Dall’ernia del disco alle malattie autoimmuni, tutti gli usi dell’ossigeno-ozono terapia. Lombardia unica regione ad averla inclusa in SSN

Dario Apuzzo, presidente di Airo (Accademia Internazionale Ricerca in Ossigeno-Ozono Terapia) tra i primi negli ’80 a provare questa tecnica. E in futuro potrebbe essere un’arma in più per combattere tumori e SLA

di Federica Bosco

Ossigeno e ozono, due preziosi alleati per la cura di diverse patologie: dalle malattie autoimmuni, alle infiammazioni batteriche o virali, dalla cura di artrosi e artriti fino ad un uso anti age. A confermarlo sono i dati. Negli ultimi due anni un numero crescente di persone ha scelto di farsi curare con questa nuova tecnica 4mila sono i medici che la usano.

Tra i primi a credere in questa nuova frontiera della medicina il professor Dario Apuzzo, medico fisiatra, docente di ossigeno-ozono terapia all’università la Sapienza di Roma, presidente di Airo, Accademia Internazionale Ricerca in Ossigeno-Ozono Terapia, che alla fine degli anni ’80, ha deciso di provare questa metodica. Tra lo scetticismo generale ha investito in quella direzione ed oggi ha il merito di aver dato all’Ossigeno ozono terapia una valenza medica.
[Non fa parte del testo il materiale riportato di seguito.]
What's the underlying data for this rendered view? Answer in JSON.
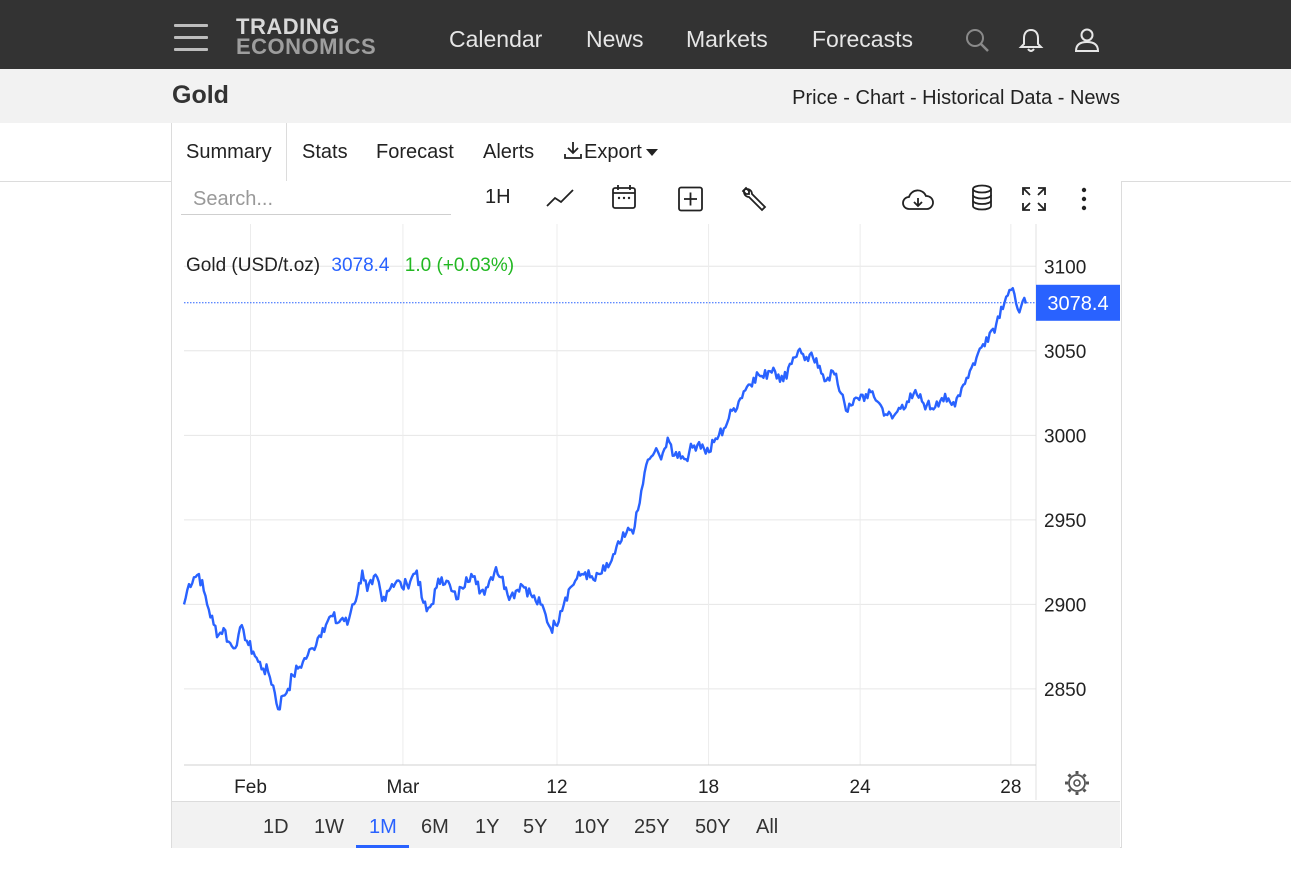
{
  "header": {
    "logo_line1": "TRADING",
    "logo_line2": "ECONOMICS",
    "nav": [
      "Calendar",
      "News",
      "Markets",
      "Forecasts"
    ],
    "icons": [
      "search-icon",
      "bell-icon",
      "user-icon"
    ]
  },
  "subheader": {
    "title": "Gold",
    "links": "Price - Chart - Historical Data - News"
  },
  "tabs": {
    "summary": "Summary",
    "stats": "Stats",
    "forecast": "Forecast",
    "alerts": "Alerts",
    "export": "Export"
  },
  "toolbar": {
    "search_placeholder": "Search...",
    "interval": "1H"
  },
  "quote": {
    "name": "Gold (USD/t.oz)",
    "price": "3078.4",
    "change": "1.0 (+0.03%)",
    "price_color": "#2962ff",
    "change_color": "#22b822"
  },
  "ranges": [
    "1D",
    "1W",
    "1M",
    "6M",
    "1Y",
    "5Y",
    "10Y",
    "25Y",
    "50Y",
    "All"
  ],
  "active_range": "1M",
  "chart_data": {
    "type": "line",
    "series_color": "#2962ff",
    "y_ticks": [
      3100,
      3050,
      3000,
      2950,
      2900,
      2850
    ],
    "ylim": [
      2805,
      3125
    ],
    "last_value_label": "3078.4",
    "last_value": 3078.4,
    "x_tick_labels": [
      "Feb",
      "Mar",
      "12",
      "18",
      "24",
      "28"
    ],
    "x_tick_pos": [
      0.079,
      0.26,
      0.443,
      0.623,
      0.803,
      0.982
    ],
    "grid": true,
    "values": [
      2900,
      2912,
      2916,
      2918,
      2908,
      2897,
      2888,
      2882,
      2886,
      2878,
      2874,
      2882,
      2885,
      2876,
      2872,
      2866,
      2862,
      2860,
      2852,
      2838,
      2846,
      2850,
      2858,
      2862,
      2866,
      2870,
      2874,
      2880,
      2886,
      2890,
      2893,
      2889,
      2892,
      2888,
      2900,
      2906,
      2920,
      2908,
      2912,
      2916,
      2902,
      2908,
      2912,
      2914,
      2910,
      2912,
      2916,
      2920,
      2904,
      2896,
      2900,
      2910,
      2916,
      2914,
      2908,
      2903,
      2910,
      2916,
      2918,
      2912,
      2908,
      2910,
      2916,
      2922,
      2916,
      2910,
      2905,
      2908,
      2912,
      2910,
      2906,
      2902,
      2900,
      2894,
      2886,
      2888,
      2896,
      2904,
      2910,
      2914,
      2917,
      2919,
      2916,
      2914,
      2918,
      2920,
      2924,
      2930,
      2936,
      2940,
      2944,
      2946,
      2960,
      2978,
      2986,
      2990,
      2988,
      2992,
      2996,
      2988,
      2990,
      2986,
      2990,
      2994,
      2996,
      2992,
      2990,
      2996,
      3000,
      3004,
      3010,
      3016,
      3020,
      3026,
      3030,
      3034,
      3036,
      3034,
      3038,
      3040,
      3036,
      3032,
      3040,
      3046,
      3050,
      3048,
      3044,
      3046,
      3040,
      3036,
      3034,
      3038,
      3030,
      3024,
      3014,
      3018,
      3022,
      3024,
      3022,
      3026,
      3020,
      3016,
      3012,
      3010,
      3014,
      3018,
      3020,
      3022,
      3024,
      3020,
      3018,
      3016,
      3020,
      3022,
      3020,
      3018,
      3022,
      3028,
      3034,
      3040,
      3046,
      3052,
      3058,
      3062,
      3066,
      3076,
      3082,
      3086,
      3078,
      3076,
      3078
    ]
  }
}
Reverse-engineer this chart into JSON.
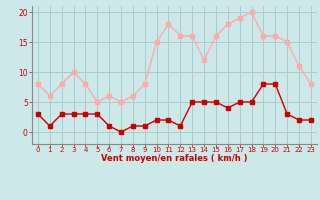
{
  "x": [
    0,
    1,
    2,
    3,
    4,
    5,
    6,
    7,
    8,
    9,
    10,
    11,
    12,
    13,
    14,
    15,
    16,
    17,
    18,
    19,
    20,
    21,
    22,
    23
  ],
  "wind_avg": [
    3,
    1,
    3,
    3,
    3,
    3,
    1,
    0,
    1,
    1,
    2,
    2,
    1,
    5,
    5,
    5,
    4,
    5,
    5,
    8,
    8,
    3,
    2,
    2
  ],
  "wind_gust": [
    8,
    6,
    8,
    10,
    8,
    5,
    6,
    5,
    6,
    8,
    15,
    18,
    16,
    16,
    12,
    16,
    18,
    19,
    20,
    16,
    16,
    15,
    11,
    8
  ],
  "xlabel": "Vent moyen/en rafales ( km/h )",
  "ylim": [
    -2,
    21
  ],
  "xlim": [
    -0.5,
    23.5
  ],
  "yticks": [
    0,
    5,
    10,
    15,
    20
  ],
  "xticks": [
    0,
    1,
    2,
    3,
    4,
    5,
    6,
    7,
    8,
    9,
    10,
    11,
    12,
    13,
    14,
    15,
    16,
    17,
    18,
    19,
    20,
    21,
    22,
    23
  ],
  "bg_color": "#cce8e8",
  "grid_color": "#aacccc",
  "avg_color": "#cc0000",
  "gust_color": "#ffaaaa",
  "marker_size": 2.5,
  "line_width": 1.0
}
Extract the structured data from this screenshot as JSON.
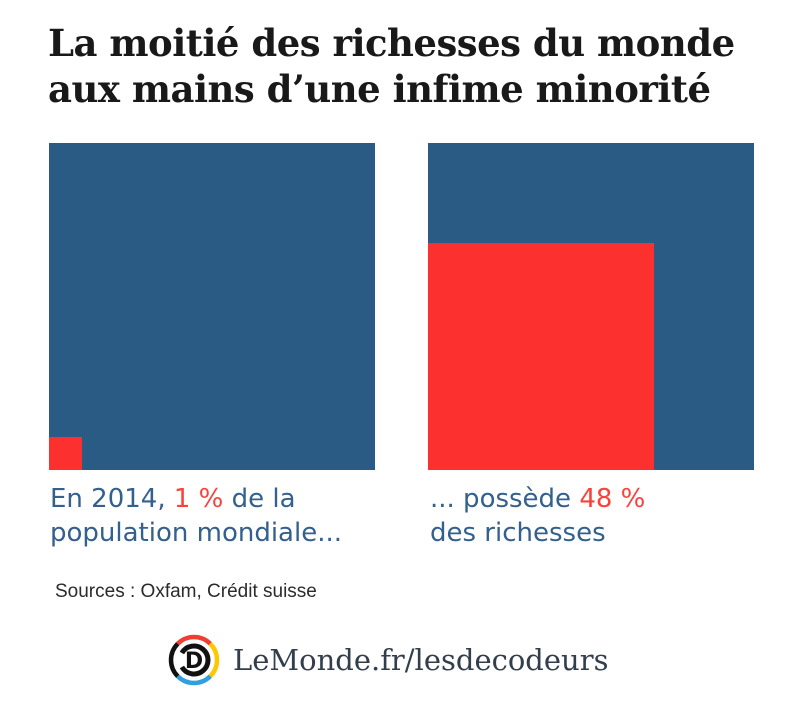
{
  "title": {
    "line1": "La moitié des richesses du monde",
    "line2": "aux mains d’une infime minorité"
  },
  "chart_data": {
    "type": "area",
    "subtype": "proportional-square-comparison",
    "title": "La moitié des richesses du monde aux mains d'une infime minorité",
    "series": [
      {
        "name": "population",
        "value_pct": 1,
        "of_total_pct": 100,
        "caption": "En 2014, 1 % de la population mondiale..."
      },
      {
        "name": "richesses",
        "value_pct": 48,
        "of_total_pct": 100,
        "caption": "... possède 48 % des richesses"
      }
    ],
    "legend_position": "none",
    "grid": false
  },
  "panels": [
    {
      "caption": {
        "pre": "En 2014, ",
        "highlight": "1 %",
        "post": " de la",
        "line2": "population mondiale..."
      }
    },
    {
      "caption": {
        "pre": "... possède ",
        "highlight": "48 %",
        "post": "",
        "line2": "des richesses"
      }
    }
  ],
  "sources": {
    "label": "Sources : Oxfam, Crédit suisse"
  },
  "footer": {
    "brand": "LeMonde.fr/lesdecodeurs",
    "logo_letter": "D"
  },
  "colors": {
    "square_blue": "#2a5b85",
    "square_red": "#fc302e",
    "caption_blue": "#33608c",
    "caption_red": "#f8423a",
    "title_color": "#191919",
    "sources_color": "#2b2b2b",
    "footer_text": "#333e4d",
    "logo_red": "#ef3e33",
    "logo_yellow": "#fdc800",
    "logo_blue": "#2e9fe0",
    "logo_black": "#111111"
  }
}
Si tratta di una terapia naturale che si applica mediante autoemoinfusione. Con i macchinari di ultima generazione il medico mette l’ago in vena, aspira il sangue in un’ampolla, mette nella stessa il gas che circola e viene fatto defluire. Ciò che cambia nelle terapie è la concentrazione di ossigeno ed ozono, che dipende dalla patologia. Ad esempio, con un sistema immunitario pigro, occorre procedere con una terapia a bassa concentrazione per stimolare il sistema immunitario, al contrario nel caso di una malattia autoimmune come LES (Lupus eridematoso) o psoriasi, dove occorre rallentare il sistema immunitario si useranno alte concentrazioni. Le stesse alte concentrazioni verranno usate per combattere batteri e virus in quanto l’ozono è un potentissimo antibatterico.  Un ottimo risultato si ottiene anche contro i virus perché ne blocca la replicazione e dunque viene usata ad esempio per curare l’epatite virale al posto dell’interferone, evitando quindi anche gli effetti collaterali dello stesso. Esistono poi tutta una serie di applicazioni cutanee, sottocutanee, intramuscolari e infiltrazioni, che si usano per ernia del disco, patologia per eccellenza trattata con ozono sia lombare che cervicale, che sostituisce l’intervento, oppure in campo sportivo si trattano tendiniti, traumi articolari, borsiti, ematomi. Altre applicazioni vengono fatte per cefalee riniti, sinusiti, oppure addirittura può essere assunta per bocca sotto forma di acqua iod ozonizzata che regola la flora batterica intestinale. I trattamenti hanno un costo moderato che si aggira tra i 50 e i 150 euro a seduta.  La Lombardia è l’unica regione italiana ad aver riconosciuto nel Sistema sanitario nazionale l’ossigeno-ozono terapia, pertanto i pazienti lombardi hanno la possibilità di usufruire di alcune terapie specifiche pagando solo il ticket.

Dando uno sguardo al futuro, le nuove frontiere sono indirizzate verso lavori scientifici sui trattamenti di malattie neuro generative come SLA, sclerosi multipla e per la cura dei tumori, infatti l’ossigeno e l’ozono possono essere preziosi alleati della chemioterapia in quanto la rendono più efficace.